Wednesday, September 19, 2012

The Victim (2011)


Unless you're like me and you have undertaken a responsibility to watch any and every horror movie that hits the shelves, you can probably skip The Victim and be perfectly fine with your life.  It's not that it's a bad film; it just doesn't deliver anything worth watching.  There were several times when I contemplated turning it off and doing something more useful, but I had awaited the BluRay from Netflix long enough to warrant sticking it out and hoping for the best.  And though there was never really any payoff, there were plenty of little moments of charm (even if they weren't intended the way I took them) that keep me going to the end.

The plot is fairly simple, as is the cast and setting.  Two cops are engaging in illicit activities with a couple of strippers out in the middle of wooded nowhere.  When things take a wrong turn, one of the strippers, wearing heeled boots, is able to outrun two in-shape cops and make it to a little cabin where a man seeking solitude, and (as we find out) reformation from his old ways, is there to take her in and help with the situation.  So, yeah, pretty simple setup.  And, again, sort of like a simple Troma plot (e.g. Mother's Day, where a group of criminals barge in on a group of friends), the setup and action takes place quickly, leaving the remainder of the film to be creative with sparse materials.  So, we get the usual format of twisted cop versus civilian, and the tables turn a couple times, etc.  Unfortunately the space for creativity is filled in with plenty of runtime padding, especially the opening credits.  Oh, and by the way, this is apparently based on a true story.

As I said, the plot is as simple as the cast and the setting.  It's a very small cast--and, in fact, the end credits spend a lot of time saluting the crew more so than the cast, which was pretty cool.  Each crew member, down to the gaffer, is presented in full-screen with his or her name and role, one at a time.  I think this was a nice token of appreciation on part of, I'm assuming, writer-director-actor Michael Biehn.  And I can't fault the film for its setting either, as some of my favorite movies take place entirely in the woods and at a cabin (Evil Dead!).  But, again with the padding: the sequences of driving around!  Yes, we get that they are in the middle of nowhere!  And why were the SUV's headlights off most of the time, in the woods, in the middle of the night?

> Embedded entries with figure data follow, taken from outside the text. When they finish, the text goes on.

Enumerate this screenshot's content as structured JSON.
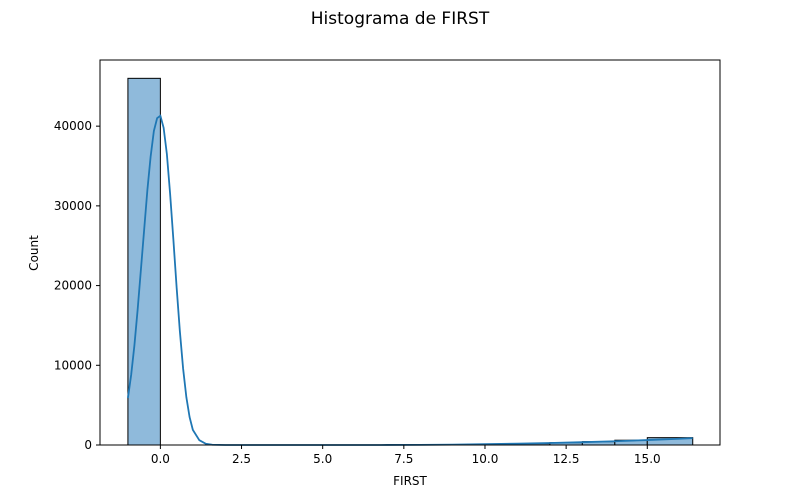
{
  "chart_data": {
    "type": "bar",
    "title": "Histograma de FIRST",
    "xlabel": "FIRST",
    "ylabel": "Count",
    "xlim": [
      -1.86,
      17.24
    ],
    "ylim": [
      0,
      48300
    ],
    "xticks": [
      0.0,
      2.5,
      5.0,
      7.5,
      10.0,
      12.5,
      15.0
    ],
    "xtick_labels": [
      "0.0",
      "2.5",
      "5.0",
      "7.5",
      "10.0",
      "12.5",
      "15.0"
    ],
    "yticks": [
      0,
      10000,
      20000,
      30000,
      40000
    ],
    "ytick_labels": [
      "0",
      "10000",
      "20000",
      "30000",
      "40000"
    ],
    "bins": [
      {
        "x0": -1.0,
        "x1": -0.0,
        "count": 46000
      },
      {
        "x0": -0.0,
        "x1": 1.0,
        "count": 0
      },
      {
        "x0": 1.0,
        "x1": 2.0,
        "count": 0
      },
      {
        "x0": 2.0,
        "x1": 3.0,
        "count": 0
      },
      {
        "x0": 3.0,
        "x1": 4.0,
        "count": 0
      },
      {
        "x0": 4.0,
        "x1": 5.0,
        "count": 0
      },
      {
        "x0": 5.0,
        "x1": 6.0,
        "count": 0
      },
      {
        "x0": 6.0,
        "x1": 7.0,
        "count": 0
      },
      {
        "x0": 7.0,
        "x1": 8.0,
        "count": 0
      },
      {
        "x0": 8.0,
        "x1": 9.0,
        "count": 10
      },
      {
        "x0": 9.0,
        "x1": 10.0,
        "count": 30
      },
      {
        "x0": 10.0,
        "x1": 11.0,
        "count": 80
      },
      {
        "x0": 11.0,
        "x1": 12.0,
        "count": 170
      },
      {
        "x0": 12.0,
        "x1": 13.0,
        "count": 290
      },
      {
        "x0": 13.0,
        "x1": 14.0,
        "count": 420
      },
      {
        "x0": 14.0,
        "x1": 15.0,
        "count": 600
      },
      {
        "x0": 15.0,
        "x1": 16.4,
        "count": 920
      }
    ],
    "kde": {
      "x": [
        -1.0,
        -0.9,
        -0.8,
        -0.7,
        -0.6,
        -0.5,
        -0.4,
        -0.3,
        -0.2,
        -0.1,
        0.0,
        0.1,
        0.2,
        0.3,
        0.4,
        0.5,
        0.6,
        0.7,
        0.8,
        0.9,
        1.0,
        1.2,
        1.4,
        1.6,
        2.0,
        3.0,
        5.0,
        7.0,
        8.0,
        9.0,
        10.0,
        11.0,
        12.0,
        13.0,
        14.0,
        15.0,
        16.0,
        16.4
      ],
      "y": [
        5900,
        8800,
        12500,
        17000,
        22000,
        27000,
        32000,
        36200,
        39400,
        41000,
        41300,
        39800,
        36500,
        31500,
        25800,
        19800,
        14300,
        9600,
        6000,
        3500,
        1900,
        600,
        150,
        30,
        0,
        0,
        0,
        5,
        20,
        50,
        100,
        170,
        250,
        350,
        470,
        620,
        780,
        860
      ]
    },
    "colors": {
      "bar_fill": "#8fbadb",
      "kde_line": "#1f77b4"
    },
    "grid": false,
    "legend": "none"
  }
}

The acting was mostly atrocious, especially between Michael Biehn and real-life spouse Jennifer Blanc.  For people who are actually married, their on-screen interaction was rigid, forced, unnatural.  Perhaps being married was the problem?  But I've seen better interaction (Courtney Cox and David Arquette, even after all their personal, media-ridiculed shenanigans) between married couples on-screen.  In any case, the dialogue between these two was painful to watch.  Which eventually led me back to thinking that this was deliberate.  That the film really was supposed to be a cheesy throwback.  What would've helped is if there had been more of the fan-favorite Danielle Harris, who only really appears in flashbacks.  Overall, it seemed to me that Ryan Honey was having the most fun with his role.

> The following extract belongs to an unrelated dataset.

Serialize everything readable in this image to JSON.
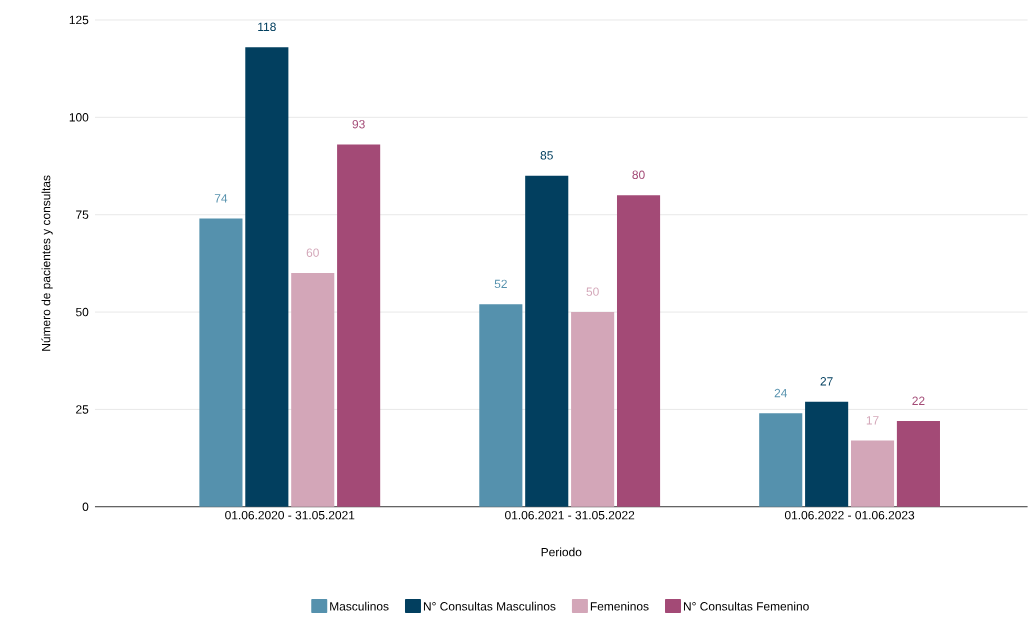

Despite its flaws--the padding, the poor dialogue, the overly simple and reused setup--The Victim does deliver some amusing elements.  Michael Biehn's macho-coolguy demeanor was entertaining.  There's a moment when he starts yelling at Jennifer Blanc to "stop yelling at me" when she wasn't really yelling at all.  It was kind of amusing in that I felt I got a glimpse at what arguments and other forms of domestic bickering are like for the two.  In the end, though, the most irritating part of my experience was my constant wondering about what this film was trying to be.  At times it felt like an homage to the old Troma films; at other times it felt like it was blatantly cheesy; but still, at other times I could tell it was taking itself way too seriously.  There was some gratuitous use of Blanc and Harris that will probably, unfortunately, be the only reason most people watch the movie (sort of like The Brown Bunny).